Here is a list of web sites that that contain many PD files, VERIFY PD STATUS before actually tagging with the PD review tag: list URL, site name, and link that indicates licensing status of the web site

  • US Naval Historical Center: hosts many PD images, especially those related to the US Navy and Marines. However, they also advise that some images may not be PD, this could be especially true for foreign Naval images. Double check such images to be sure of their PD status before uploading them here.
    Associated templates:
  • US Library of Congress: hosts many PD images but advises people to double check.[2] However, there are no known restrictions on photos from the Bain collection (see above).
    Associated templates: Source – {{LOC-image}}
  • US National Archives (Digital vaults, Archive Search): contains mostly PD images; however, it also hosts German records captured during World War II and a few copyrighted materials of the press.[3]
    Associated templates: Source – {{NARA-image}}
  • Public Health Image Library: most of its images are in the public domain (work performed by federal employees in their lines of duty); these images are clearly marked as such.[4]
    Associated templates: Source – {{CDC-PHIL}}; License – {{PD-USGov-HHS-CDC}}
  • DefenseImagery.mil: principal storage for US military photos. Note that only photos taken by the US military personel (or explicitly stated to be released by the military departments) are definitely in public domain.[5] Images attributed to Unknown or non-military entities may be copyrighted and require further investigation.
    Associated templates:
  • NASA: media on this site are in the public domain, even the personal web pages; however, the NASA insignia, the retired NASA logotype and the NASA seal are under restrictions in their use.[6] Furthermore, some of its subpages use copyrighted images (with attribution) and carry their own disclaimers.[7][8]

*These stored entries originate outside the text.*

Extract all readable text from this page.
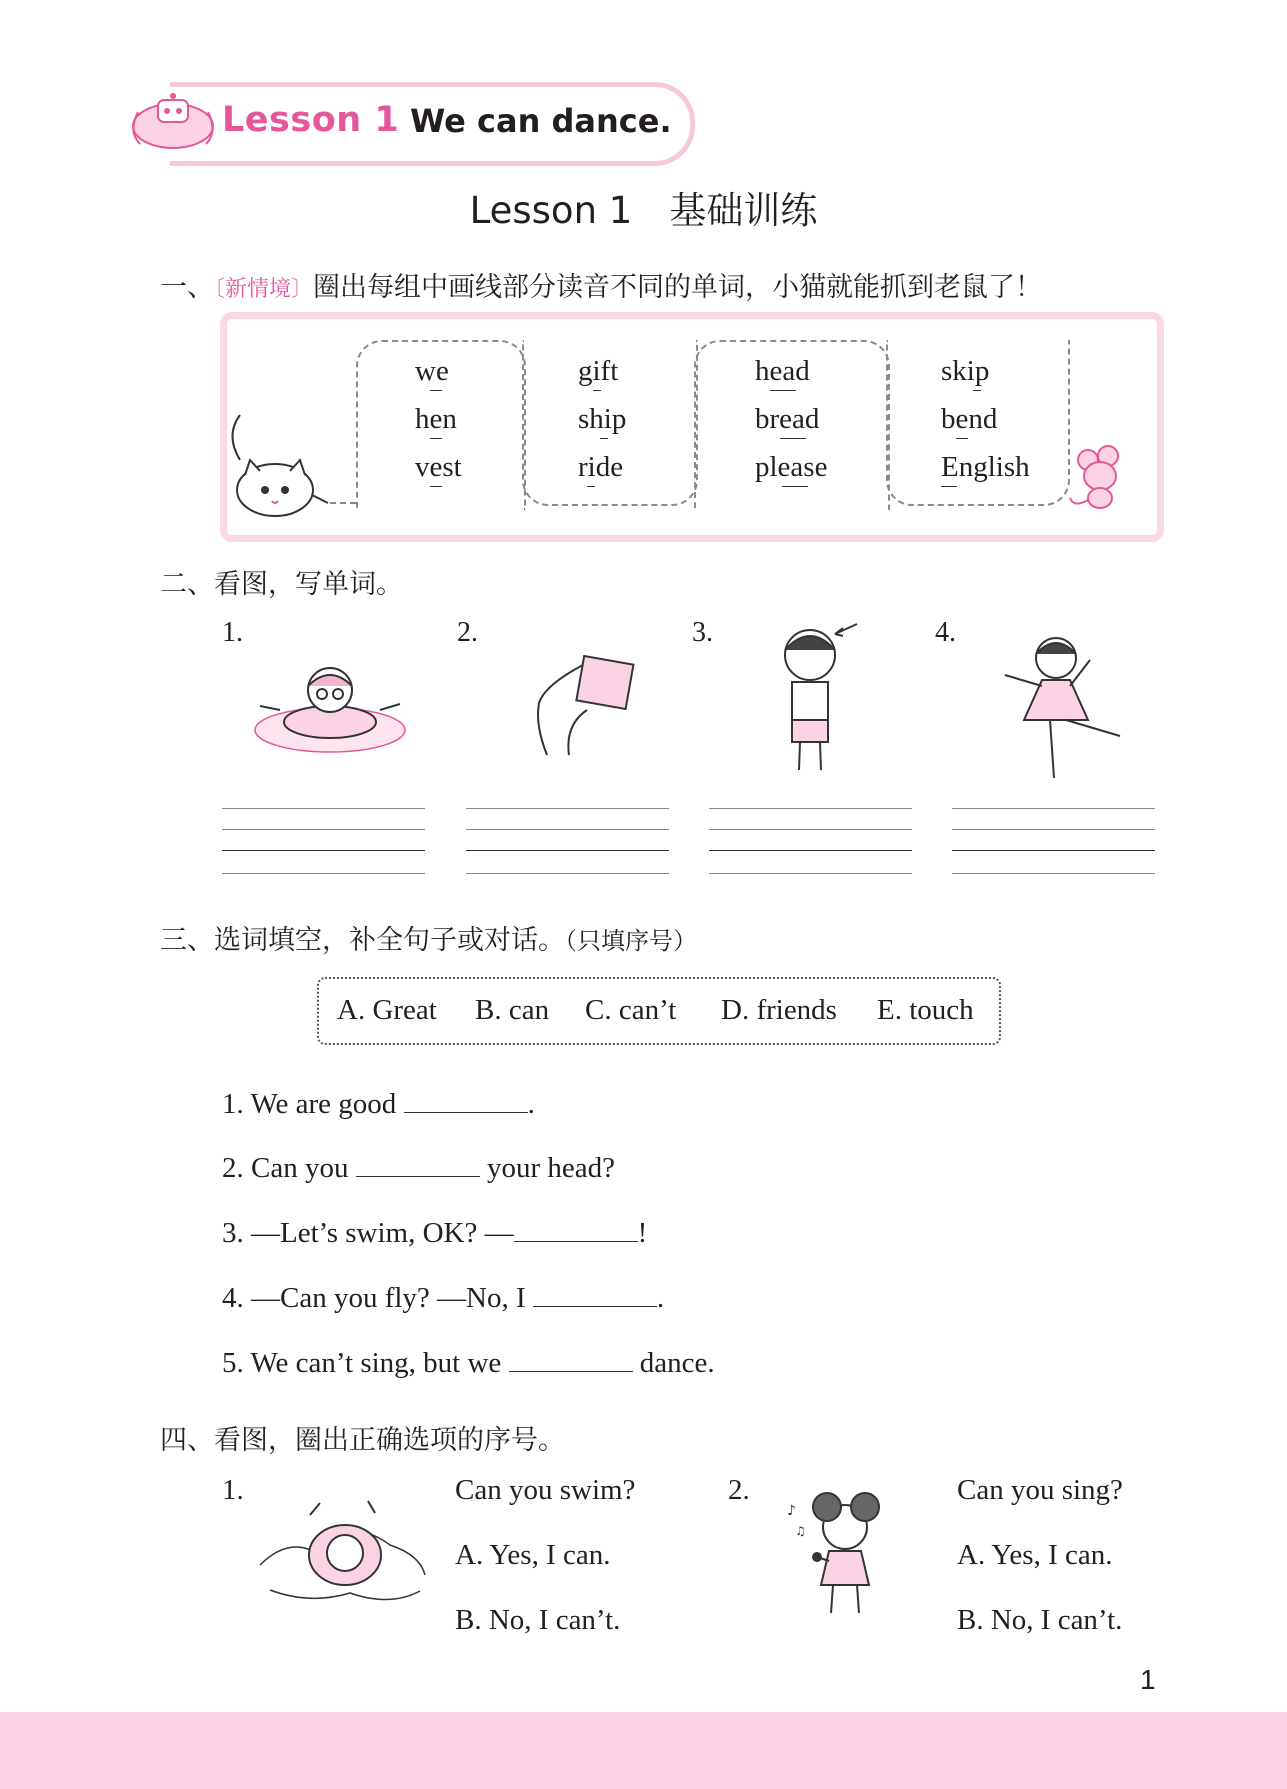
Lesson 1 We can dance.
Lesson 1　基础训练
一、〔新情境〕圈出每组中画线部分读音不同的单词，小猫就能抓到老鼠了！
we
hen
vest
gift
ship
ride
head
bread
please
skip
bend
English
二、看图，写单词。
1.	2.	3.	4.
三、选词填空，补全句子或对话。（只填序号）
A. Great B. can C. can’t D. friends E. touch
1. We are good	.
2. Can you	your head?
3. —Let’s swim, OK? —	!
4. —Can you fly? —No, I	.
5. We can’t sing, but we	dance.
四、看图，圈出正确选项的序号。
1.	Can you swim?
A. Yes, I can.
B. No, I can’t.
2.
♪
♫
Can you sing?
A. Yes, I can.
B. No, I can’t.
1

    Associated templates: Source – {{NASA-image}}; License – {{PD-USGov-NASA}}
  • Perry-Castañeda Library Map Collection: hosts maps of almost every part of the world, clearly indicating the authors of the maps. The majority are in public domain, either from pre-1923 atlases, or by the CIA and other US federal agencies.
    Associated templates:
  • The Civil War: hosts many pages of Harper's Weekly, especially all the issues of 1861–65 (American Civil War). The scans of the journals are in the public domain. Note that unless they appear in Harper's Weekly or other pre-1923 publications, the photographs might be copyrighted dependent on year of first publication (see above section).